Março terminou com um daqueles casos simbólicos que escancaram as falhas da segurança pública em Pernambuco e no Brasil. Policiais militares do Batalhão de Operações Policiais Especiais (Bope) entraram na comunidade Salinas, em Porto de Galinhas, para uma ação policial, na tarde do dia 31. A PM diz que trocou tiros com um grupo armado que controla o tráfico de drogas na região. Os moradores afirmam que só os policiais atiraram. As versões são diferentes, mas o fato é um só: uma criança que não tinha a ver com o conflito morreu com um tiro. Heloysa Gabrielly, de 6 anos, foi atingida no peito enquanto brincava no terraço de casa. Ela chegou a ser levada para o hospital, mas não resistiu. 

O último mês na Região Metropolitana de Pernambuco teve 1 criança morta por arma de fogo, que foi Heloysa Gabrielly. Entre os adolescentes, foram 12 baleados em março de 2022 – oito morreram e quatro ficaram feridos. No mesmo período do ano passado houve 11 baleados, 8 deles morreram.

Ao todo, março teve 155 tiroteios no Grande Recife, sendo 5 desses tiroteios durante ações e operações policiais. Foi em uma dessas ações que Heloysa Gabrielly foi morta por uma bala perdida. A menina é mais uma vítima da falta de um plano de segurança pública completo e atualizado, que proteja a população. A ela não foi dado o direito a crescer. 

Ainda está em vigor no estado de Pernambuco o Pacto Pela Vida, projeto de segurança pública criado em 2007 que prometia a queda dos índices de violência armada, como tiroteios e homicídios. O programa, no entanto, perdeu força com o passar do tempo. Os números mostram isso: janeiro e fevereiro de 2022 formaram o começo de ano mais violento do Grande Recife desde 2019.

Policiais reclamam da falta de condições de trabalho, enquanto especialistas apontam as gratificações como um dos erros do Pacto – agentes são premiados em dinheiro a partir da quantidade de prisões e apreensões que efetuam. No final, é a população quem paga com a vida a falta de efetividade dos projetos de segurança.

No Grande Recife, assim como em outras regiões metropolitanas do Brasil, a violência armada afeta a vida profissional e social da população. Muitas pessoas evitam sair de casa à noite, ou ir para bairros muito longe de sua residência por conta do medo que a violência provoca.
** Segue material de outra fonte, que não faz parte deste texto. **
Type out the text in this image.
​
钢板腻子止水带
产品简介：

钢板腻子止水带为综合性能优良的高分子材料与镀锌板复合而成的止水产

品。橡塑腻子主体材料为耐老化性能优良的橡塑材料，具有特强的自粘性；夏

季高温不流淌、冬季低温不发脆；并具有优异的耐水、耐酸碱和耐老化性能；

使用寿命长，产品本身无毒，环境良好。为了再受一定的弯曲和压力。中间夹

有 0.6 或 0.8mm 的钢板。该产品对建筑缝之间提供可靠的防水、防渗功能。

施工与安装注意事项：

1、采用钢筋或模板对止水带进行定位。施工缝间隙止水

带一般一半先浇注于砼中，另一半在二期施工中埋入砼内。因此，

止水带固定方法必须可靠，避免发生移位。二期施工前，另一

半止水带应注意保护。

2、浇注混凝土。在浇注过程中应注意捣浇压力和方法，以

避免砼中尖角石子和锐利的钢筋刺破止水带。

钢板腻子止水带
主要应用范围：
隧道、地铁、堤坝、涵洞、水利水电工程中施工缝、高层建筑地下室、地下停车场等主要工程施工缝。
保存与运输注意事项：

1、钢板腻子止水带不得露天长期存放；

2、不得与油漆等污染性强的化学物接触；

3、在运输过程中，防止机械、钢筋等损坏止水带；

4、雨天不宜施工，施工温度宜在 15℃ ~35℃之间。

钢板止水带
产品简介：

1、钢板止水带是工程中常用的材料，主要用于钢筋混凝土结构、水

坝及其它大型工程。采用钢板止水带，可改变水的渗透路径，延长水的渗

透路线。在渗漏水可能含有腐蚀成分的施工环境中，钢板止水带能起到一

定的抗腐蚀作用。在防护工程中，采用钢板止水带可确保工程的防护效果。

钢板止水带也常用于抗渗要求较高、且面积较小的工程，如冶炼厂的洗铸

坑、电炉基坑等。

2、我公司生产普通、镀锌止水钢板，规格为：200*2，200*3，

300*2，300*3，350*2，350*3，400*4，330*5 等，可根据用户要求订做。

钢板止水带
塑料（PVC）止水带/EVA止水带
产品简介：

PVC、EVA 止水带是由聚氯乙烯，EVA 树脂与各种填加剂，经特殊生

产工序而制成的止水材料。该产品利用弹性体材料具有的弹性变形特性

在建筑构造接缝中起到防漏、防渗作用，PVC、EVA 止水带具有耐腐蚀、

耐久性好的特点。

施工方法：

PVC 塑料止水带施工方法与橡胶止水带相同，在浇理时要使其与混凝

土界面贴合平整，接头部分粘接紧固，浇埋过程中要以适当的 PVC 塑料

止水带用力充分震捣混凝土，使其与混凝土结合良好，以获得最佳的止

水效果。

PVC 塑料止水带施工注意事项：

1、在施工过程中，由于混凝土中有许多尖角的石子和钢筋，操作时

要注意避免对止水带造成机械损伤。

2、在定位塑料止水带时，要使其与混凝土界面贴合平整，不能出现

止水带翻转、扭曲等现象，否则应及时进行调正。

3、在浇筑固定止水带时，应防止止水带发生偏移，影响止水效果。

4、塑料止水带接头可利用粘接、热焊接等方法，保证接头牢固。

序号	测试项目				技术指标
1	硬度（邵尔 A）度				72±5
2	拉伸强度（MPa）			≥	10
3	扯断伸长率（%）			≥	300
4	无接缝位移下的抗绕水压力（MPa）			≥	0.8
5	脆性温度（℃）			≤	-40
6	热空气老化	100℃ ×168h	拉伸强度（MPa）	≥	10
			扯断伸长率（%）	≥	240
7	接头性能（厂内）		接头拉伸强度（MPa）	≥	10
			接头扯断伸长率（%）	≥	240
Ir a um bar muitas vezes é correr risco. Nos três primeiros meses do ano houve 30 baleados em bares – 16 morreram e 14 ficaram feridos. Março teve 3 mortos a tiros em bares ou casas de festas.

Um desses casos foi o da influenciadora digital Bruna do Nascimento Marques Maciel, de 21 anos, morta em frente a um bar no dia 21. O homicídio aconteceu no bairro do Ipsep, no Recife. Bruna havia saído de um show no estabelecimento e ia chamar um carro de aplicativo quando foi surpreendida pelo autor do crime, que ficou mais de uma hora sentado em uma barraca de comida, esperando ela sair. Ela foi atingida três vezes na altura do pescoço e morreu ainda no local.

Um plano de segurança pública não pode ficar restrito a prêmios e gratificações. É preciso que o estado entenda a fundo qual a dinâmica da violência armada de Pernambuco, e trabalhe com afinco para que casos como os da jovem Bruna ou da menina Heloysa Gabrielly não se repitam a cada mês.